Harper can’t very well cut the budget of the Supreme Court of Canada and expect Beverley McLachlin and her colleagues to fold their tents and go home. He can’t remove their charitable status, nor pack their board of directors. He can’t even change the law to qualify his personal candidates for the high court. He tried that by adding a page to the last omnibus bill. They quashed the change along with Nadon’s nomination. Damned Constitution.
Now McLachlin and the five others who voted against Nadon specified in their report that they did not judge whether Nadon could still qualify for the post if he were again to join the Quebec Bar. That was not the question they had been asked. This leaves Harper, the man who gave new life to the word “prorogation” in the Canadian lexicon, another out: all he has to do is hop through the court’s hoops and then send Nadon, hat in hand, again to attempt to gain admission to the vacant Supreme Court seat.
Under the circumstances I would do exactly that. But Stephen Harper has had eight years of power, and his growing pride in his authoritarian rule may not allow him to bend to the Court’s will.

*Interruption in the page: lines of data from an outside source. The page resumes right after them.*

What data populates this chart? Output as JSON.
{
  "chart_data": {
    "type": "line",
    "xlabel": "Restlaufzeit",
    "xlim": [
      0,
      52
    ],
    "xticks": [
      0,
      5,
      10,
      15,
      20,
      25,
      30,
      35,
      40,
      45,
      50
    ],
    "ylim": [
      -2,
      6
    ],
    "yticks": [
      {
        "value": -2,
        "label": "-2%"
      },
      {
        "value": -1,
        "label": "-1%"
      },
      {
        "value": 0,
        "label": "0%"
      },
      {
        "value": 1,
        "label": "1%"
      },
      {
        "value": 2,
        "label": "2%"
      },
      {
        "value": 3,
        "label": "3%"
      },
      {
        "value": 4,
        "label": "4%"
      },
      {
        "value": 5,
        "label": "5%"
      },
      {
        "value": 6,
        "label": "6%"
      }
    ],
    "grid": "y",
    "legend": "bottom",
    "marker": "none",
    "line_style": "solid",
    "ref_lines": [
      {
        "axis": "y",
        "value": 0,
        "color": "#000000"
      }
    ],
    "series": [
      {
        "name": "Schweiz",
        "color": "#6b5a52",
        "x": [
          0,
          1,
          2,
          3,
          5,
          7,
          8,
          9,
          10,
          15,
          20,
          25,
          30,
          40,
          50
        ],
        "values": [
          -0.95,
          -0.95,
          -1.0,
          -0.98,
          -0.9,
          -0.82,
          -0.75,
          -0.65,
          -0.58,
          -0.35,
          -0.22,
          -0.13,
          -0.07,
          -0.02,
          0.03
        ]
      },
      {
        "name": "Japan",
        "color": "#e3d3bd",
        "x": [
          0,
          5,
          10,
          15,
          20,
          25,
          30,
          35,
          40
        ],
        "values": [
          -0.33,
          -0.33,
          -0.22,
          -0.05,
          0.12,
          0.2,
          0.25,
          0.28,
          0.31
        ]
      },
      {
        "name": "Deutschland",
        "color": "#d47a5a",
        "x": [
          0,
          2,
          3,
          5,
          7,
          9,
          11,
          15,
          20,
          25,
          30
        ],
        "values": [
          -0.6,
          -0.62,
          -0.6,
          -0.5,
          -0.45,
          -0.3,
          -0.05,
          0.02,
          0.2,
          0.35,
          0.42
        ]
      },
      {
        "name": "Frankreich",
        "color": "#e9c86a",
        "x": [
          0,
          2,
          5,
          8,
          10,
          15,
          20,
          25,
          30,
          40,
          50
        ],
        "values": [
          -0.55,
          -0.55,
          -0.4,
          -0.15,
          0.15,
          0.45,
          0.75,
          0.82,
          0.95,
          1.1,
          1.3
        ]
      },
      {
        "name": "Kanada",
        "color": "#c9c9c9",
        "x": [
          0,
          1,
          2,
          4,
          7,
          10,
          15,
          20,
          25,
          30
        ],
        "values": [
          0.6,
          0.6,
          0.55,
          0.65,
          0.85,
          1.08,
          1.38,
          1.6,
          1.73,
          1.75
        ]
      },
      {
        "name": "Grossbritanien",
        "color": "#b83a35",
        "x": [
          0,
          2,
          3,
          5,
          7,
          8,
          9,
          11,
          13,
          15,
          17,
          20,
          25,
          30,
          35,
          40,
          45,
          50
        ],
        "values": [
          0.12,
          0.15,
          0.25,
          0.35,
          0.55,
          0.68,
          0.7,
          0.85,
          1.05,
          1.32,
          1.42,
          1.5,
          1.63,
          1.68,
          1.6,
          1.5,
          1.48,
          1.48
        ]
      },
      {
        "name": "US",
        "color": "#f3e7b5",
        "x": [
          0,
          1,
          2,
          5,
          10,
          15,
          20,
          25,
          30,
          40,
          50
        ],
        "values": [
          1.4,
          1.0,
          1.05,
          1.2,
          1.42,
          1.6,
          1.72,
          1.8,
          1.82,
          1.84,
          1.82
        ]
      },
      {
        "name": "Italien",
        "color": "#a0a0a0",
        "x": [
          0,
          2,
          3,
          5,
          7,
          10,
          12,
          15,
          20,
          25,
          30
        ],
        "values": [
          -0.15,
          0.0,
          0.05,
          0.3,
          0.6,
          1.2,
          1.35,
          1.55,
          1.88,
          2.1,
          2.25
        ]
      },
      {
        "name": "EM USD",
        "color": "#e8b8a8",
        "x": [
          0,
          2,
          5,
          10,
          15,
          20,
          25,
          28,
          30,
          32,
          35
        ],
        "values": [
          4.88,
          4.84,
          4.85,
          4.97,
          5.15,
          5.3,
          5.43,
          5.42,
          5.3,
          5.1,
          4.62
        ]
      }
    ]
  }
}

Expect Harper to fire a blast at constitutional lawyer Rocco Galati, the Supreme Court, the Constitution, and pretty well everyone else from his favourite perch: the lectern of a press conference in Europe. This may leave the Ukrainians within earshot slack-jawed in bewilderment, but it’s not about your country’s problems, guys. When Harper speaks on the world stage, it’s about Stephen Harper.